Thursday, April 2, 2009

Things Are Looking Up

My professor, a marriage and family therapist, reminded me last week that "things will get worse before they get better."  That has definitely been true so far and I know there will be a lot of bumps in the road of recovery for both my husband and I.  But I am so happy that I feel that my husband is in recovery.  I feel that he sincerely wants to change his life.  I've seen glimpses of how happy we can be together.  My husband is reading a book called Out of the Ashes.  It is an LDS guide to helping a betrayed spouse heal in the aftermath of sexual sin.  The book explains that as we make progress, we will have small "glimmers of hope" that will show us how much joy we can have if we continue in the right direction.  We have definitely had many of these moments and are glowing closer to each other than we have ever been.

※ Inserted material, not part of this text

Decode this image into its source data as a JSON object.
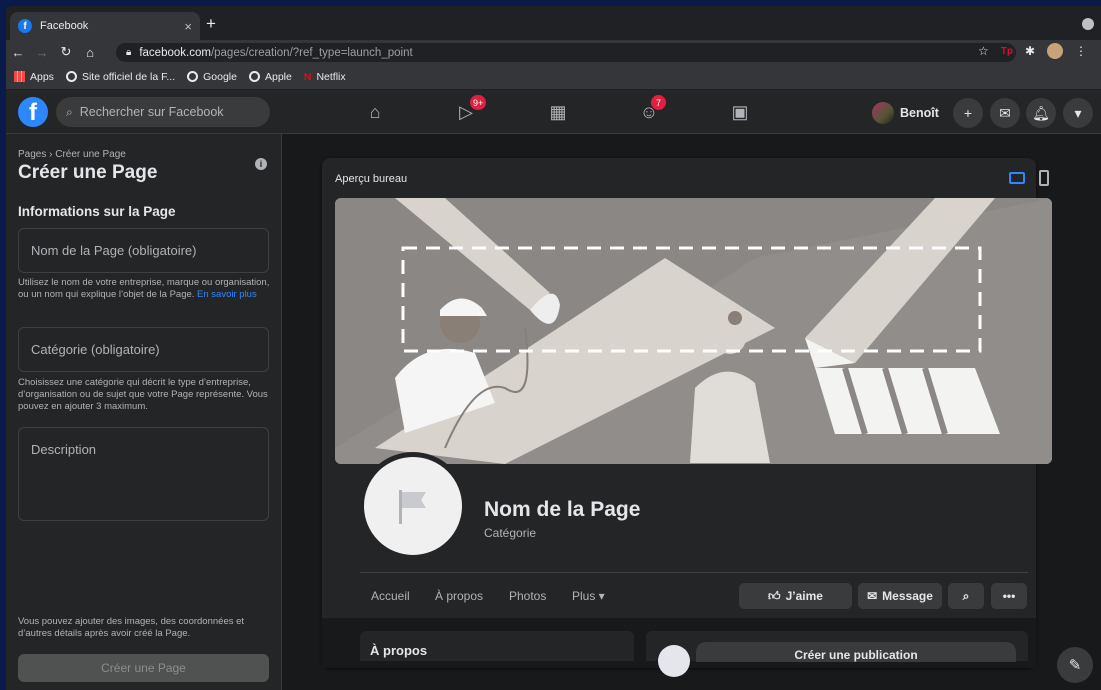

After weeks of consideration, temporary separation, and fervent prayer with my Heavenly Father, I have decided to stay married for at least the duration of our main therapy program, Lifestar.  Lifestar is a group therapy experience designed for sexual addicts and their partners.  It will last about a year.  So far, it has been very helpful and I believe it will continue to be a valuable resource to us.  Even though all of the avenues of therapy are taking a lot of our time, I really look forward to going to each of them.  I have decided that as long as I see that my husband is continually progressing and doing his best to recover, I will stand by him.  I will put my fears aside and trust in the Lord.  A little at a time, I will trust in my husband again.  I am so proud of him and the progress that he has made so far.  I'm learning to know my best friend again.  

Even though I still have concerns about looking out for myself, I have yielded those to the Lord.  He will watch out for me and I know I can be guided and directed by Him as long as I stay in tune with His will.  I wouldn't wish this situation on anyone else, but it has been a tremendous learning experience so far.  I hope I can continue to make the best of it.  

1 comment:

  1. Thanks for your candor and honesty in this blog. I am excited to hear that there is some progress with your husband and in your own heart. Yes, at times waves of past emotion may just pop up to haunt you, but it sounds like you are working through this well.